被害額・証拠の量・悪質性によって対応が変わります。被害額が数万円以下で証拠も乏しい場合は「相談扱い」で被害届の受理が見送られるケースもあります。一方、被害額が大きい・同一犯による被害が複数あって組織的な詐欺が疑われる・取引メッセージや出品履歴に明確な詐欺意図が残っているなどの場合、被害届が受理され捜査が始まる可能性が高まります。事前にメルカリ事務局への通報・消費生活センター188への相談記録を作っておくと、警察での説明がスムーズになります。
被害届と告訴状はどう違いますか?
被害届は「こういう被害に遭いました」と警察に申告する書類で、捜査開始の義務は法的に発生しません。告訴状は「犯人を処罰してほしい」と意思表示する書類で、司法警察員は告訴を受理した後、書類および証拠物を速やかに検察官に送付しなければならないと定められています(刑事訴訟法第242条)。
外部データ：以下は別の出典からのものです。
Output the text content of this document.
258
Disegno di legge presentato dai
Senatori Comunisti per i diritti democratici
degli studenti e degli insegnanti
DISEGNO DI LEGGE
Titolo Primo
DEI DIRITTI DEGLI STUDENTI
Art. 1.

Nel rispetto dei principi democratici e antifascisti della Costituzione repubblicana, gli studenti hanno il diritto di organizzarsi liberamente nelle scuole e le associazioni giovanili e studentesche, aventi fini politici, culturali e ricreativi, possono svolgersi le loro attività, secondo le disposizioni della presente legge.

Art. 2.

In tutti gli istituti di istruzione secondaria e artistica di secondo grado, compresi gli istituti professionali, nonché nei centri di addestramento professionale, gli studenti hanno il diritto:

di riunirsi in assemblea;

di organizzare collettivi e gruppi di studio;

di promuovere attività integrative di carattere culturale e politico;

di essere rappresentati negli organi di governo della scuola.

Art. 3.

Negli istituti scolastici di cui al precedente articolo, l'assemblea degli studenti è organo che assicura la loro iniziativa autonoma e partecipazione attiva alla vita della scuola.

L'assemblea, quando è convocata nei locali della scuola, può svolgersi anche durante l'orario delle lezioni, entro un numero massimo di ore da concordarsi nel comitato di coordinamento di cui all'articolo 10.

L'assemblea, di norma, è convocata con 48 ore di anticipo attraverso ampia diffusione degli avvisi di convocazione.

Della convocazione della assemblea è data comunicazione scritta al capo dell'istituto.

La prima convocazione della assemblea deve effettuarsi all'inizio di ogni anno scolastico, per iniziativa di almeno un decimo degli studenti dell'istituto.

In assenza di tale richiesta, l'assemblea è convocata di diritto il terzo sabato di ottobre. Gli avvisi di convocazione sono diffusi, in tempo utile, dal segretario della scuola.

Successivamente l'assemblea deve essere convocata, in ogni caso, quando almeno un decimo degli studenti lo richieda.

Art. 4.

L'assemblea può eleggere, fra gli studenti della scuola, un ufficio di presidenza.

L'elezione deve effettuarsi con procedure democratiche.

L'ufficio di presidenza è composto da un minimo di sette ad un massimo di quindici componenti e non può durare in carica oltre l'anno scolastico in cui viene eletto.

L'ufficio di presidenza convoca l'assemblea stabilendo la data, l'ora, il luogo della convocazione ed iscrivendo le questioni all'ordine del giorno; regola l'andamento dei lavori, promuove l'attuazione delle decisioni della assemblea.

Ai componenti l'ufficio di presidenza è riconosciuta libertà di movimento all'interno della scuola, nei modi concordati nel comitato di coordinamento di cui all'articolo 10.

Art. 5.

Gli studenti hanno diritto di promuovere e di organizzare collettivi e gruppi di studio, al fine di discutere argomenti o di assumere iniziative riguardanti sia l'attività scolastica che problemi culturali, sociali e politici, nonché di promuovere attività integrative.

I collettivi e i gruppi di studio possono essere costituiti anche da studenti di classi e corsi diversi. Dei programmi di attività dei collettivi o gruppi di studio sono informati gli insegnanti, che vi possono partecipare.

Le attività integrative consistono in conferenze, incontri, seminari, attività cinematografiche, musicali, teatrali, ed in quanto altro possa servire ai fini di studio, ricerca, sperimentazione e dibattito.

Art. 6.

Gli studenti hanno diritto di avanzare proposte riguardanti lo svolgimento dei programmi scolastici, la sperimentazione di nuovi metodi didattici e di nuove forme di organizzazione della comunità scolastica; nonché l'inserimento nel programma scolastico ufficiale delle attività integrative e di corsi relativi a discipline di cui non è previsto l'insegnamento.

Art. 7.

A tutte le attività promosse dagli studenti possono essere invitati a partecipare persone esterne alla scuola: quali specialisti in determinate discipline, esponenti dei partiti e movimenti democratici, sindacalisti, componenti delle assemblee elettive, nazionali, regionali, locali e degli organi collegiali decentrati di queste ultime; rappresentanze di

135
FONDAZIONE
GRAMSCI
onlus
送致を経て検察官が捜査・処分を判断するため、被害届に比べ事件としての重みが大きくなります。一般的にはまず被害届で相談し、警察が動かない・動きが鈍い場合に告訴状の提出を検討する流れが現実的です。告訴状は弁護士が作成した書面のほうが受理されやすい場合があります。
警察が動かないと言われた時はどうすれば良いですか?
まず警察庁のサイバー事案相談窓口や各都道府県警察のサイバー犯罪相談窓口に連絡し、最寄り署とは別ルートで再相談してください。並行して消費生活センター(188)で相談記録を作り、被害額が60万円以下なら少額訴訟、それ以上なら通常訴訟や弁護士による発信者情報開示請求を検討します。フリマ系の詐欺は民事で解決するケースも多く、警察が動かないことと泣き寝入りすることは別問題です。
被害届を出すのにお金はかかりますか?
被害届・告訴状の提出自体は無料です。ただし告訴状を弁護士に作成依頼する場合は数万円〜数十万円の費用がかかることが一般的で、内容や依頼範囲によって変動します。少額訴訟は手数料数千円(請求額に応じて変動)で本人申立が可能です。被害額に対して費用倒れにならないか試算した上で、まずは無料の消費生活センター188・法テラス(0570-078374)に相談するのが安全です。
メルカリの取引で犯人の本名・住所はわかりますか?
個人ではメルカリ事務局に問い合わせても情報開示はされません。本名・住所を特定するには、弁護士経由でメルカリ運営会社に対し『発信者情報開示請求』を行うか、警察が捜査令状でメルカリ社に照会するルートが必要です。被害額が大きい場合は弁護士に依頼して発信者情報開示請求を行い、情報が得られた後に民事訴訟を起こすのが現実的な道筋です。詳細は関連記事『発信者情報開示請求で泣き寝入りしない方法』を参照してください。